Why does the version 6 animation control not use a background thread?

Raymond Chen

Many people have noticed that the animation bar control in version 6 of the common controls no longer uses a background thread to draw the animation. Instead, it acts as if the ACS_TIMER style is always set, even if the caller didn’t pass it. Why is that? The first reason is that the background thread didn’t actually help any. In order to draw transparent animations, the painting loop needs to query the animation control’s parent to obtain the background color, and that query entails sending a message to the main UI thread. Consequently, the main UI thread must remain responsive to messages in order for the animation to render properly. If the main UI thread stopped responding to messages, the WM_CTLCOLORSTATIC message sent to obtain the background color would hang, and painting would wedge. Therefore, the UI thread had to remain responsive to messages. And if that’s the case, then there’s no need for the background thread after all. The UI thread can just run a timer and draw the frames in response to the timer message. The second reason for getting rid of the background thread is that it actually made things worse.

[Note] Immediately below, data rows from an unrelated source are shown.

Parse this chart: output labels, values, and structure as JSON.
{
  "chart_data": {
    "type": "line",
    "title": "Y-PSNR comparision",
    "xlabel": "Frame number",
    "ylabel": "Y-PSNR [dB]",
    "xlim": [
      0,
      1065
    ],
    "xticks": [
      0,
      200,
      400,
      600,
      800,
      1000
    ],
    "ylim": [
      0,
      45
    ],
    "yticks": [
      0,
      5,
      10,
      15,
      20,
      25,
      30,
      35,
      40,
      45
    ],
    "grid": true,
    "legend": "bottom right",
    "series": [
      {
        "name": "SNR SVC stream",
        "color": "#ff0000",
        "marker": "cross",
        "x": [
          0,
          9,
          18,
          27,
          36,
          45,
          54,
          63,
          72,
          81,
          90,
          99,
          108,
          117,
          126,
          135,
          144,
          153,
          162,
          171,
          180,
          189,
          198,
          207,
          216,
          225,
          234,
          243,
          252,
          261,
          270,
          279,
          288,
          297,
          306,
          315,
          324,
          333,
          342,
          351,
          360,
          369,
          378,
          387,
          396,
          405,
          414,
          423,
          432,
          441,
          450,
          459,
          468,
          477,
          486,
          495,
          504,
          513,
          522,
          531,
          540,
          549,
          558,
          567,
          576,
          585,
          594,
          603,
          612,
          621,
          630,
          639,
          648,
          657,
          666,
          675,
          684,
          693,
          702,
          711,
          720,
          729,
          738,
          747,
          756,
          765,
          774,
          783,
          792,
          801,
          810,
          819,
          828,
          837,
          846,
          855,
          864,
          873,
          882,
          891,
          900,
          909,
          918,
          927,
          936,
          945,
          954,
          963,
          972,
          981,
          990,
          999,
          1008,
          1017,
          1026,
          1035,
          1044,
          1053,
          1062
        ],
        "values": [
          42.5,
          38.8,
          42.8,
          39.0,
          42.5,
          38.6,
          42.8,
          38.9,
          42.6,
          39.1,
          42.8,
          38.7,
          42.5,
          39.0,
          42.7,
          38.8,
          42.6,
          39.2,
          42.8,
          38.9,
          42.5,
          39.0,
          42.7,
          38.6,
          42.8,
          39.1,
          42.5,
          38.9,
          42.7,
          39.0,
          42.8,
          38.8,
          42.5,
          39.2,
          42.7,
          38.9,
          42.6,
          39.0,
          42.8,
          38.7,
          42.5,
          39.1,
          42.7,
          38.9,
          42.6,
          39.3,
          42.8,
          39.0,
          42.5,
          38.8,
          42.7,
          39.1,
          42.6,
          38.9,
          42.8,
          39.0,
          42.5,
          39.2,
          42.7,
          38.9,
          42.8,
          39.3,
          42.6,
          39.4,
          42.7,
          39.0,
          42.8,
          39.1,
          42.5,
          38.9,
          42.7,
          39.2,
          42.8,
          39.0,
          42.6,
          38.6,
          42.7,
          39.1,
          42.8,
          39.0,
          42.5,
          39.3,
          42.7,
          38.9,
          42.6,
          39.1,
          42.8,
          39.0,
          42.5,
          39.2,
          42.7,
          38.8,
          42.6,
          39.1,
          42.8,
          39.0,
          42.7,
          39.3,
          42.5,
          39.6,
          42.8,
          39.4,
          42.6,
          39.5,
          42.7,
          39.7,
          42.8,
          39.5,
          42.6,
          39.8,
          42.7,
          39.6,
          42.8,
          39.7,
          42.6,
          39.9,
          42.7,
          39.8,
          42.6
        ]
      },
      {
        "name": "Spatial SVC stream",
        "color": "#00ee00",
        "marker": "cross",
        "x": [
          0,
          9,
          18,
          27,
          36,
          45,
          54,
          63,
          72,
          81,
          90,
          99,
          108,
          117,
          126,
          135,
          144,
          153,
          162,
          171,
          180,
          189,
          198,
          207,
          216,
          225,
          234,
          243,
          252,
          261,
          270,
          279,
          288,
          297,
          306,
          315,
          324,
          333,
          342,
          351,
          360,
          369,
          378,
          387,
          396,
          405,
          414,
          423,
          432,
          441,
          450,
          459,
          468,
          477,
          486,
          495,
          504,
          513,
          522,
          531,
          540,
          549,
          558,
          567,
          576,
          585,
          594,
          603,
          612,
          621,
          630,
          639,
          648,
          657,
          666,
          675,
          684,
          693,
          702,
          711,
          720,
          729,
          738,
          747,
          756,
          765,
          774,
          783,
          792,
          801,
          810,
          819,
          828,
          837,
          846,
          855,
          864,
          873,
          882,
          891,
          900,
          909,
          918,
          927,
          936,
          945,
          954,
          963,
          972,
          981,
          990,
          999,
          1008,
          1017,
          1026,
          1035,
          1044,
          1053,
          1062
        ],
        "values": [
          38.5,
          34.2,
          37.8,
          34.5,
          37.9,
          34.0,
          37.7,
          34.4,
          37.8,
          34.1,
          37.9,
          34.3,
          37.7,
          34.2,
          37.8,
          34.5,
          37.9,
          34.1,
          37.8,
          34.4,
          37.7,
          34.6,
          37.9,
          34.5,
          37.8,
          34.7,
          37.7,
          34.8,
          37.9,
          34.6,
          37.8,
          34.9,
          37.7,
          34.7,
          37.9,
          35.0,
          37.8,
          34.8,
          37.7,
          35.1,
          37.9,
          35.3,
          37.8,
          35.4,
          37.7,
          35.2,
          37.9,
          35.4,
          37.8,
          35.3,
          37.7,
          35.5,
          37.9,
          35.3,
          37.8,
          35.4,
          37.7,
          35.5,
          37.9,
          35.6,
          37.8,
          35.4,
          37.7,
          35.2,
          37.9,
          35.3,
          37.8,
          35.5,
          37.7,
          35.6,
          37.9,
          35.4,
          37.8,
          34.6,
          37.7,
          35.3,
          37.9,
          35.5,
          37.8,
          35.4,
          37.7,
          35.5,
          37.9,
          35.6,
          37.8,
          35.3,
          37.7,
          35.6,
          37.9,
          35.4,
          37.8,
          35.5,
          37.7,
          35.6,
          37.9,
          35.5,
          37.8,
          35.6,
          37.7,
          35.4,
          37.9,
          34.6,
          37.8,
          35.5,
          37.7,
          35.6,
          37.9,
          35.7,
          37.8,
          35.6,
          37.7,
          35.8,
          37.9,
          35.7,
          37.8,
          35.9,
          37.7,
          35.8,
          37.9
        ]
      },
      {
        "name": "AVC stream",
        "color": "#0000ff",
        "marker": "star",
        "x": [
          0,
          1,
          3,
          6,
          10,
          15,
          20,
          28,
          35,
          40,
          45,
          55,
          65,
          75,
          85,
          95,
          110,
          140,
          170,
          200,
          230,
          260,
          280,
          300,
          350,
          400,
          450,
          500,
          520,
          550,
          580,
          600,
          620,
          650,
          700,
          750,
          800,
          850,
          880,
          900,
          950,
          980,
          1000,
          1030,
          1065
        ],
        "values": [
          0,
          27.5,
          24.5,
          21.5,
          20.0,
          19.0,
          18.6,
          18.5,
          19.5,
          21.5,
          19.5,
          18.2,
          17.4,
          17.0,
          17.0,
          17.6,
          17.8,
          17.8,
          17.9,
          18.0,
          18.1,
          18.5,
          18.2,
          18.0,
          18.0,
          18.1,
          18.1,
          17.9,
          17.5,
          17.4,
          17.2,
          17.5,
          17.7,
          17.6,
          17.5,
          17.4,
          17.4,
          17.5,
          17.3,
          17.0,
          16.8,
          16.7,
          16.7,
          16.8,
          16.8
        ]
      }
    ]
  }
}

Another thread means more context switches and more memory pressure, since the additional thread needs a stack and other supporting data structures. Admittedly, this is a comparatively weak reason. The third reason is that using a background thread for painting simply encouraged bad code. Using a background thread for painting meant that the UI thread could stop responding to messages for long periods of time and usually get away with it because the query for the background color comes early in the animation cycle when the main UI thread most likely has not yet gotten into the part of the long-running procedure that stops responding to messages. As a result, the background thread encouraged programs to stop pumping messages on UI threads because “it seems to work fine”. The result is programs that fail to maintain a responsive UI, resulting in periodic mysterious hangs in the window manager when another program tries to broadcast a message and gets wedged up behind the unresponsive window. This leads to increased frustration for the end user and a general feeling that “Windows sucks”.

By making the suckage obvious, programmers will be more likely to notice that they are doing something bad and do something to address it. Masking the problem with a background animation thread merely allows the problem to persist.